Robust climate mitigation entails net negative emissions for centuries
Côme Cheritel  1, 2, *@  , Thomas Gasser  2  , Armon Rezai  2, 3  , Artem Baklanov  2, 4  , Michael Obersteiner  2, 5  
1 : Paris School of Economics
Ecole des Ponts ParisTech
2 : International Institute for Applied Systems Analysis [Laxenburg]
3 : Vienna University of Economics and Business
4 : Higher School of Economics [Saint-Pétersbourg]
5 : Environmental Change Institute
* : Corresponding author

Current climate policy formulations largely ignore our limited understanding of Earth system processes and potential feedbacks. It is standard practice to design climate policies under a well-behaved Earth system and then estimate the probability of their climate outcomes (ex-post). Robustness of climate policies, however, requires incorporating physical uncertainty at the design stage (ex-ante). Currently, robust policies are not discussed on the international stage, as they have remained confined to stylised academic studies.
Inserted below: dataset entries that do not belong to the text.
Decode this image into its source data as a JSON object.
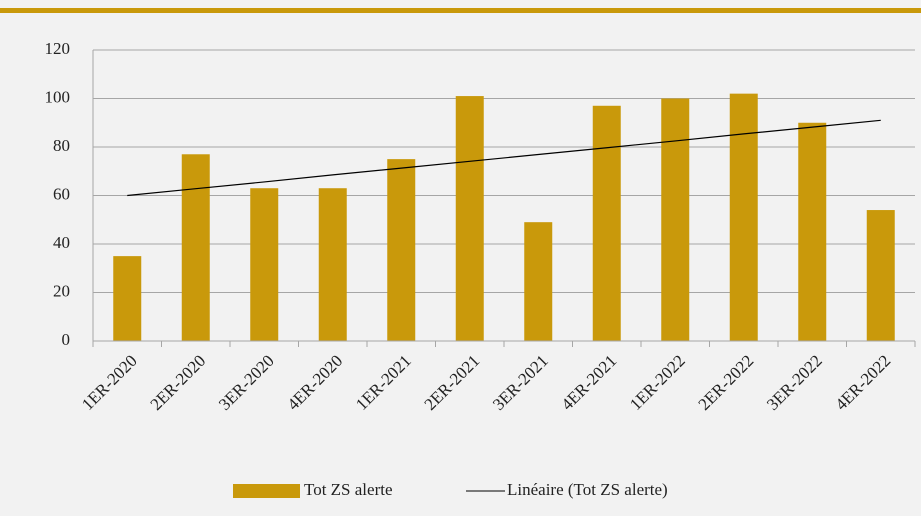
{
  "chart_data": {
    "type": "bar",
    "categories": [
      "1ER-2020",
      "2ER-2020",
      "3ER-2020",
      "4ER-2020",
      "1ER-2021",
      "2ER-2021",
      "3ER-2021",
      "4ER-2021",
      "1ER-2022",
      "2ER-2022",
      "3ER-2022",
      "4ER-2022"
    ],
    "series": [
      {
        "name": "Tot ZS alerte",
        "type": "bar",
        "color": "#c9990b",
        "values": [
          35,
          77,
          63,
          63,
          75,
          101,
          49,
          97,
          100,
          102,
          90,
          54
        ]
      },
      {
        "name": "Linéaire (Tot ZS alerte)",
        "type": "line",
        "color": "#000000",
        "values": [
          60,
          62.8,
          65.6,
          68.5,
          71.3,
          74.1,
          76.9,
          79.7,
          82.5,
          85.4,
          88.2,
          91
        ]
      }
    ],
    "ylim": [
      0,
      120
    ],
    "yticks": [
      0,
      20,
      40,
      60,
      80,
      100,
      120
    ],
    "grid": true,
    "legend": "bottom"
  }
}
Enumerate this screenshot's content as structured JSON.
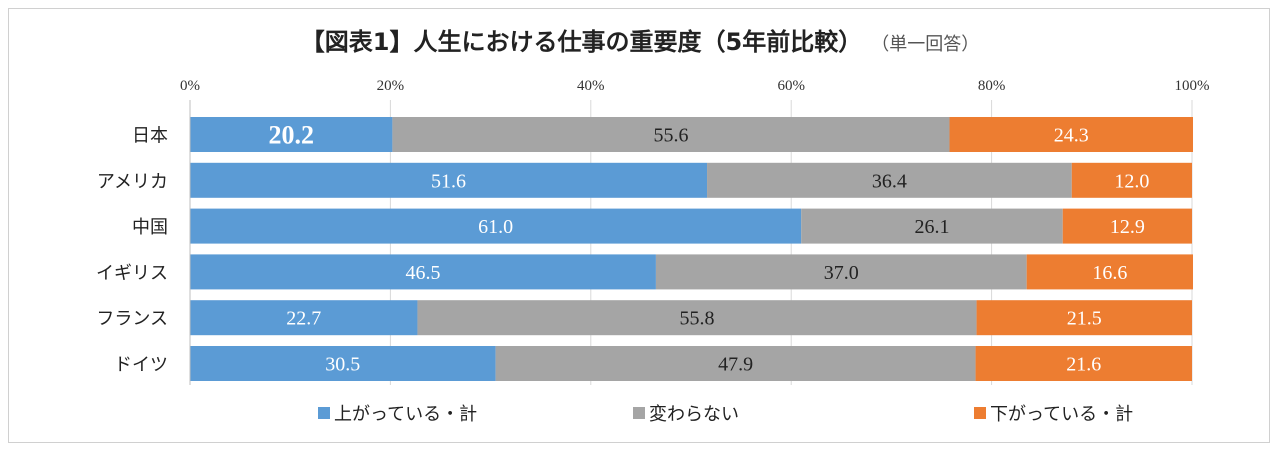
{
  "chart_data": {
    "type": "bar",
    "orientation": "horizontal",
    "stacked": "100%",
    "title": "【図表1】人生における仕事の重要度（5年前比較）",
    "subtitle": "（単一回答）",
    "categories": [
      "日本",
      "アメリカ",
      "中国",
      "イギリス",
      "フランス",
      "ドイツ"
    ],
    "series": [
      {
        "name": "上がっている・計",
        "color": "#5b9bd5",
        "values": [
          20.2,
          51.6,
          61.0,
          46.5,
          22.7,
          30.5
        ]
      },
      {
        "name": "変わらない",
        "color": "#a5a5a5",
        "values": [
          55.6,
          36.4,
          26.1,
          37.0,
          55.8,
          47.9
        ]
      },
      {
        "name": "下がっている・計",
        "color": "#ed7d31",
        "values": [
          24.3,
          12.0,
          12.9,
          16.6,
          21.5,
          21.6
        ]
      }
    ],
    "xticks": [
      "0%",
      "20%",
      "40%",
      "60%",
      "80%",
      "100%"
    ],
    "xlim": [
      0,
      100
    ],
    "grid": true,
    "legend": "bottom"
  }
}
Here, we employ a novel integrated assessment framework that embeds state-of-the-art estimates of physical uncertainty, obtained through Bayesian fusion of the latest data from Earth system models and observations, to derive robust global climate mitigation strategies. Compared to their non-robust counterparts, robust strategies call for precautionary measures. Under a variety of cost-benefit and cost-effective experiments, net-zero CO2 emissions must typically be reached a decade earlier, which requires23
paying a near-term precautionary premium that can more than double the carbon price. In the long term, the precautionary measures entail developing and sustaining negative emission technologies for centuries. Beyond demonstrating a radical paradigm shift with the ex-ante approach, our work reassesses upward the challenge faced by humanity to build a robustly safe future within Earth system boundaries.